Martin Luther King Jr. is one of my very favorite figures in the history of American politics and social thought. I have always had a special respect for the civil rights movement, even during my days as a conservative. But King himself holds a special place in my thinking today. I think this is largely because King represented a form of left- leaning liberalism that died in American politics when he died in Memphis.
Some of his greatest moments are the moments which made him a controversial figure during his day. In many ways, our image of King as a non-controversial figure misses out of some of the things which make him great.
In his Letter from Birmingham Jail, he rejects calls to wait rather than act. In that letter we see the most eloquent and passionate rejection of Burkean gradualism since Thomas Paine. In American thought, King is very much a mixture of Paine and Thoreau: a advocate of a rights revolution of non-violence. I am not sure if you can beat that. But he goes beyond it as well.
His “Beyond Vietnam” speech stands as one of the most articulate moral arguments against that war. While we are well aware of the eventual widespread opposition to the Vietnam War, King’s 1967 speech was before the public turned against it. He took a stand against the war before most public officials would do so publicly (almost a year before Walter Conkite’s famed turn against the prudence of the war). The part of the speech which stands out most to me is his assertion that the Vietnamese were people, too. This is a truth that was lost on our war policy of that time, and ours.

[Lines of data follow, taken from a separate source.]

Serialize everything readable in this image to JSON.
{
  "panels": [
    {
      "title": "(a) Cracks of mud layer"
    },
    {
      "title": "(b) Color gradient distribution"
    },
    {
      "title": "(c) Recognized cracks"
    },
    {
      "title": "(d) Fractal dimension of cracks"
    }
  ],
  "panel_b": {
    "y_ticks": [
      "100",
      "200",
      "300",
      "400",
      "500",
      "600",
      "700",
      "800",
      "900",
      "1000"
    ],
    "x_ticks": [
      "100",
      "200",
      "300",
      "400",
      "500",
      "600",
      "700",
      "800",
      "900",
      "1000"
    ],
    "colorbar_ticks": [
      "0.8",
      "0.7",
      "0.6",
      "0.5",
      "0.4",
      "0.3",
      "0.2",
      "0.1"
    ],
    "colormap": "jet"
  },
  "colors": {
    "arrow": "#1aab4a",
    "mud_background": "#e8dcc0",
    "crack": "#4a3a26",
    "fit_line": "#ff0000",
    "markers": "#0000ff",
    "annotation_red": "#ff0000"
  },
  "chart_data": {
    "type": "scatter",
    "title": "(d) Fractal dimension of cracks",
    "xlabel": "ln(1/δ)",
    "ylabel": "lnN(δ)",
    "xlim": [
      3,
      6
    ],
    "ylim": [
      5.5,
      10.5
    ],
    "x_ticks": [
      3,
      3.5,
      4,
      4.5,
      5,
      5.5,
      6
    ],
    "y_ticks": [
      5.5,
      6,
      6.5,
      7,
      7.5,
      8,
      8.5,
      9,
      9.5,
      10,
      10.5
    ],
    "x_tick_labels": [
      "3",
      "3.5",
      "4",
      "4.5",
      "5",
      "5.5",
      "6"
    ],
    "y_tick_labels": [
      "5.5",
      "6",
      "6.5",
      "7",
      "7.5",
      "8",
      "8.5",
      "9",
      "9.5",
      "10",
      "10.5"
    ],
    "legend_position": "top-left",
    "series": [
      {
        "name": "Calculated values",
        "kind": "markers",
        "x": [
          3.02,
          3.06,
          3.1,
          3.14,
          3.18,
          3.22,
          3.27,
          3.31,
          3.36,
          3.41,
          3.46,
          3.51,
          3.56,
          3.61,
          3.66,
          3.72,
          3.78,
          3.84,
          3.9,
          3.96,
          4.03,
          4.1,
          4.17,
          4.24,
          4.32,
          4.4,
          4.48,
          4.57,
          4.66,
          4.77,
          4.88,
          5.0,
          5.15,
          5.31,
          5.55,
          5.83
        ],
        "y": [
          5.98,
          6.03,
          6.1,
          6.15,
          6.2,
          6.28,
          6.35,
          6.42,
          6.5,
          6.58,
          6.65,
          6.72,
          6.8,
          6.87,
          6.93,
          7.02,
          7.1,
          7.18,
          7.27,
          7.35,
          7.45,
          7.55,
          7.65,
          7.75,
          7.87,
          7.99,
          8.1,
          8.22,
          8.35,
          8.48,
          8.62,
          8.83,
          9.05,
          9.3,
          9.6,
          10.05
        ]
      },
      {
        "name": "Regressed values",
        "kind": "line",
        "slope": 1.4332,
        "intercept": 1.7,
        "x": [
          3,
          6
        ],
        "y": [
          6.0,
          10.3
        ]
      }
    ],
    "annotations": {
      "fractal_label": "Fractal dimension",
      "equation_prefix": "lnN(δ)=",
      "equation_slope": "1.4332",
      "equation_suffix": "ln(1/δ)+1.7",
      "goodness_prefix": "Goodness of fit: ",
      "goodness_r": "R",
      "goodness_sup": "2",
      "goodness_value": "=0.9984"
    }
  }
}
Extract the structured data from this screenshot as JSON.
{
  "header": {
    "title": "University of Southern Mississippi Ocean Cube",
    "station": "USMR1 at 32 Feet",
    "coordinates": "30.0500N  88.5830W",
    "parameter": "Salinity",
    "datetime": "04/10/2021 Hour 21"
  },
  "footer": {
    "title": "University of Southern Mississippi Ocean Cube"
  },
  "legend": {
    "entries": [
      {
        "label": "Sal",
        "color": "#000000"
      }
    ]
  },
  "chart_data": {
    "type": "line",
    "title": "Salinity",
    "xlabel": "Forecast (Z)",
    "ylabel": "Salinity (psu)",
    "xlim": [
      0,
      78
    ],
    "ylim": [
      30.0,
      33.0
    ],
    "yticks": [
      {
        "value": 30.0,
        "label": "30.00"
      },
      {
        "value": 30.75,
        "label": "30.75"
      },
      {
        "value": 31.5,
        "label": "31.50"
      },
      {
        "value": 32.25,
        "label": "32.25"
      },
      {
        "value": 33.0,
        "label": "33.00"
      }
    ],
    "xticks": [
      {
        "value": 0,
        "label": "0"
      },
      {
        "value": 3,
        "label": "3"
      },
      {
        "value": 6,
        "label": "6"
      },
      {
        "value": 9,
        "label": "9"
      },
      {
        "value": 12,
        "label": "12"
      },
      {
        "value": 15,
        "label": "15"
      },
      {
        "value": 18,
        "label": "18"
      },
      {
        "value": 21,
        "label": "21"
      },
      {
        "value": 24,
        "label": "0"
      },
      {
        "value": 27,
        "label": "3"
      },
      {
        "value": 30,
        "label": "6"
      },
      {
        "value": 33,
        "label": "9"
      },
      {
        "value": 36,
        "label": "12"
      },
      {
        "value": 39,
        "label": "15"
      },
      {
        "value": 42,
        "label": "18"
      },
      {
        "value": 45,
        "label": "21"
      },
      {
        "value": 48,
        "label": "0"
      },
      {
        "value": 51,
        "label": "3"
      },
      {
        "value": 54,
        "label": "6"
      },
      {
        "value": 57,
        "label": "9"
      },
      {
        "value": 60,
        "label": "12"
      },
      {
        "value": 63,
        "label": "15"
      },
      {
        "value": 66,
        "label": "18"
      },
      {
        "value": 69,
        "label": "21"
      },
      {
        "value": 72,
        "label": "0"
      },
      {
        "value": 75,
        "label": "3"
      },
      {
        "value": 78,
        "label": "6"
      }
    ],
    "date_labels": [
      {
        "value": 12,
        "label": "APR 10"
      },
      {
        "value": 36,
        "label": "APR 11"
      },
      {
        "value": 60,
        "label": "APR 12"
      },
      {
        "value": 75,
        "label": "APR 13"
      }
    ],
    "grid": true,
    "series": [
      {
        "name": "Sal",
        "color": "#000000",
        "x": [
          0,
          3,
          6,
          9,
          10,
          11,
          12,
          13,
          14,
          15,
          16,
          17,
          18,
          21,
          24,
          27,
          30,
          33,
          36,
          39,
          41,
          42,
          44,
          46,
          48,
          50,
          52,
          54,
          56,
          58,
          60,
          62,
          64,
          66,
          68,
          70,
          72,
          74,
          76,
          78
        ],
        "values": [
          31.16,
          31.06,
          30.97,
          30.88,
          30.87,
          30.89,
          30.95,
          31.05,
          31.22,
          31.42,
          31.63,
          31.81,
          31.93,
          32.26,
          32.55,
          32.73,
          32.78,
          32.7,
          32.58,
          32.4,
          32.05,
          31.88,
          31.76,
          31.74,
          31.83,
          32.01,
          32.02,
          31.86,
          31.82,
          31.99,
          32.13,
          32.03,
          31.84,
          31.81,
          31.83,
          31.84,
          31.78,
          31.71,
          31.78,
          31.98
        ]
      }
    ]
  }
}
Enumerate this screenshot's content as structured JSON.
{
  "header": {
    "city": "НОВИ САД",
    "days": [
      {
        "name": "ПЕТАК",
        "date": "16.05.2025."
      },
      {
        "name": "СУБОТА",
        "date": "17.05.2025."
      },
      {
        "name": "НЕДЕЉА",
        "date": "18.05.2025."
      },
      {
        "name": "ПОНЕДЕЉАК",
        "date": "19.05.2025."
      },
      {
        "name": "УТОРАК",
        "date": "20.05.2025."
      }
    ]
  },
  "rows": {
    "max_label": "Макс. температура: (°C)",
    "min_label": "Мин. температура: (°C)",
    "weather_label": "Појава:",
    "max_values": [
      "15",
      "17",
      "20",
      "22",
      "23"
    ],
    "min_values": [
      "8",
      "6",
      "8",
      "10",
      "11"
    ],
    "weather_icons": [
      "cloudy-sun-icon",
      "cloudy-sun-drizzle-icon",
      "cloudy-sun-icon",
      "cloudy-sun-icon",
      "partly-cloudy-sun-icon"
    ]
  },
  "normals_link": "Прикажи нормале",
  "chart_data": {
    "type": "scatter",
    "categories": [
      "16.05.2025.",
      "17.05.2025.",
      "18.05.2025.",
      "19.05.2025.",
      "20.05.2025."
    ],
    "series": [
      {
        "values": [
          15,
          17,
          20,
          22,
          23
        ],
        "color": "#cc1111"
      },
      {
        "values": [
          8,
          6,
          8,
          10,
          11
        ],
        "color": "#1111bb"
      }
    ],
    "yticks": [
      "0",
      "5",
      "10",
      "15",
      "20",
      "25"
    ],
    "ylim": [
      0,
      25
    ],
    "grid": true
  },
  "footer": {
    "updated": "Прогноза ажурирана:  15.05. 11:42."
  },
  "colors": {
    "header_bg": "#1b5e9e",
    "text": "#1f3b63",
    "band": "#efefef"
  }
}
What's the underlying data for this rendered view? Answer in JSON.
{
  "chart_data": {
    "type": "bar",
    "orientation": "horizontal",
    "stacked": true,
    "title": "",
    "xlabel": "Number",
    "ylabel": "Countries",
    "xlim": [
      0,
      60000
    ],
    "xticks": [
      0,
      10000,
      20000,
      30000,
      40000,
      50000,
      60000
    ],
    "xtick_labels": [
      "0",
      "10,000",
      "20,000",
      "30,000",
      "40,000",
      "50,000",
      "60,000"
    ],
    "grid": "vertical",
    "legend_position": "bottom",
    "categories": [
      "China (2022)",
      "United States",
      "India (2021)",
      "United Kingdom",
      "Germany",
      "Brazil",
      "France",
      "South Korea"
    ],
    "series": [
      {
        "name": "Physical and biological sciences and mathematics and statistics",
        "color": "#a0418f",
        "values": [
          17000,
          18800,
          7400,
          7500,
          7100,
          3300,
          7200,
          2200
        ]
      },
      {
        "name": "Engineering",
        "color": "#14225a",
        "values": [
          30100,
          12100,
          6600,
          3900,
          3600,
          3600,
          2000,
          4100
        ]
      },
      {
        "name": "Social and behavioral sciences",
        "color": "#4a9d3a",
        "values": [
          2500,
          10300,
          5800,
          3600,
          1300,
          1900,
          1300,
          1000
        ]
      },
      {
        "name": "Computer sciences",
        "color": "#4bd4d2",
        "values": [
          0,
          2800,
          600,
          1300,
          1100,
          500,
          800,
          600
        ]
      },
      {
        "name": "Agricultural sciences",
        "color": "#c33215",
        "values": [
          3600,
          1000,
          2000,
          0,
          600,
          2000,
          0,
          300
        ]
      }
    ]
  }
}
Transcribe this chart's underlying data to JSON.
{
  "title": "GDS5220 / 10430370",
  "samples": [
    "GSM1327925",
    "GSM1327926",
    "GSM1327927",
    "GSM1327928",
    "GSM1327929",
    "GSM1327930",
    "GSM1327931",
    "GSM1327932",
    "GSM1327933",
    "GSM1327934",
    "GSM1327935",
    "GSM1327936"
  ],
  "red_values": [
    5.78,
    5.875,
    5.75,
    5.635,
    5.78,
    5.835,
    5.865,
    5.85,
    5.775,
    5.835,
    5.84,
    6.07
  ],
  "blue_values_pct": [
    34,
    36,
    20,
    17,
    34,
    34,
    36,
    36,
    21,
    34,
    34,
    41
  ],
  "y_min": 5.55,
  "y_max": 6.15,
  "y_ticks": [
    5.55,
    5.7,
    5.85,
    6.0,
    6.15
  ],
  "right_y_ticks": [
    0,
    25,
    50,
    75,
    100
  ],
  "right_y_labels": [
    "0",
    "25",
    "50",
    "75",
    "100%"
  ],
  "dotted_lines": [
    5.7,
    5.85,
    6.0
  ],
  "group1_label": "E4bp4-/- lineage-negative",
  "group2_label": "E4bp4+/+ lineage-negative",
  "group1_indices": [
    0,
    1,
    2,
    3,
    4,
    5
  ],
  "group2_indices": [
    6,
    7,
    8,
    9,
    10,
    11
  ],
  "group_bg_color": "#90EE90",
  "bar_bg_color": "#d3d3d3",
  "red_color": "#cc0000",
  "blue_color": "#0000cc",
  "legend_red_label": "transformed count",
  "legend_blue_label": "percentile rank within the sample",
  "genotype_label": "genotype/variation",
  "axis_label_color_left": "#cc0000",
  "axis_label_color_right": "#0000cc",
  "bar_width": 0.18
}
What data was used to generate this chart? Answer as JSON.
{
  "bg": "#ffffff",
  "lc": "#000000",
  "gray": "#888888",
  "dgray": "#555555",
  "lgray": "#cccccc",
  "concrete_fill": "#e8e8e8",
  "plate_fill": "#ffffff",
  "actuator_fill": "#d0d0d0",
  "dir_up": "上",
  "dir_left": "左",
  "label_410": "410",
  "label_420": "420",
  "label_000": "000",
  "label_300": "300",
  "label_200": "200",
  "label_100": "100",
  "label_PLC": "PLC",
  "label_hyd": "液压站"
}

When I lived in Idaho, it is not unusual to see a letter to the editor which complained about Martin Luther King Day because King was a communist. The best part of the communist charge is that it is false and a relic of a time when unpopular figure of the left was a communist. He was an egalitarian and a radical one at that. He was a critic of American capitalism. This might make him some form of social democrat or socialist (I proudly claim to be both) but he was anything but a Soviet Marxist. He was a Hugh Nibley with social organization skills.
Of course, you have to keep in mind that these myths are usually spread by John Birch Society-types who consider William F. Buckley and George Will to be communists. Within Mormon culture, this perspective of King and the Civil Rights movement was advocated by Ezra Taft Benson. Mainstream conservativism and the GOP long ago distanced itself from this lunacy. My culture is still stuck with it and it has snuck back into the GOP over the last decade.
I relate strongly to the world-view when he stated in his “Where Do We Go From Here” in 1967:
What I’m saying to you this morning is that Communism forgets that life is individual. Capitalism forgets that life is social, and the Kingdom of Brotherhood is found neither in the thesis of Communism nor the antithesis of capitalism but in a higher synthesis. It is found in a higher synthesis that combines the truths of both. Now, when I say question the whole society, it means ultimately coming to see that the problem of racism, the problem of economic exploitation, and the problem of war are all tied together. These are the triple evils that are interrelated.
Was Martin Luther King a communist or a capitalist? Neither. He was a socialist. Get it right.
In many ways, the radical Christian egalitarianism which King represented and advocated is a prime example of non-Marxist socialism. I may be projecting here since I view myself as a non-Marxist socialist. Most of the Analytical Marxist school of the late 20th century has moved away from Marx (I specifically have John Roemer in mind here), but remain socialists. George Bernard Shaw, as a late 19th century socialist, had an antagonist relationship with Marxist socialists and other revolutionary socialists.
I say all of this not to defend King against being labelled as a communist in some attempt to defend his image. Instead, I am saying this because it is incorrect to do so. He was part of a socialist tradition that was neither communist or Marxist. It is a great and long tradition.
I love King for his willingness to go beyond basic civil and voting rights and to call for a more equal America. It is also why his vision is still a vision for our day, though a very distant vision. We have spent the last 40 years moving away from King’s vision of a more egalitarian society. In many ways, King’s death marked not only the end the movement he directly led, but 1968 symbolically also marked the end of Johnson’s Great Society. The left is still trying to recover.
Am I hopeful that his dream will ever be realized? I am not sure anymore. If anything I am more pessimistic than ever about the prospect of a just America.
Do I believe in the dream? Absolutely. The whole dream.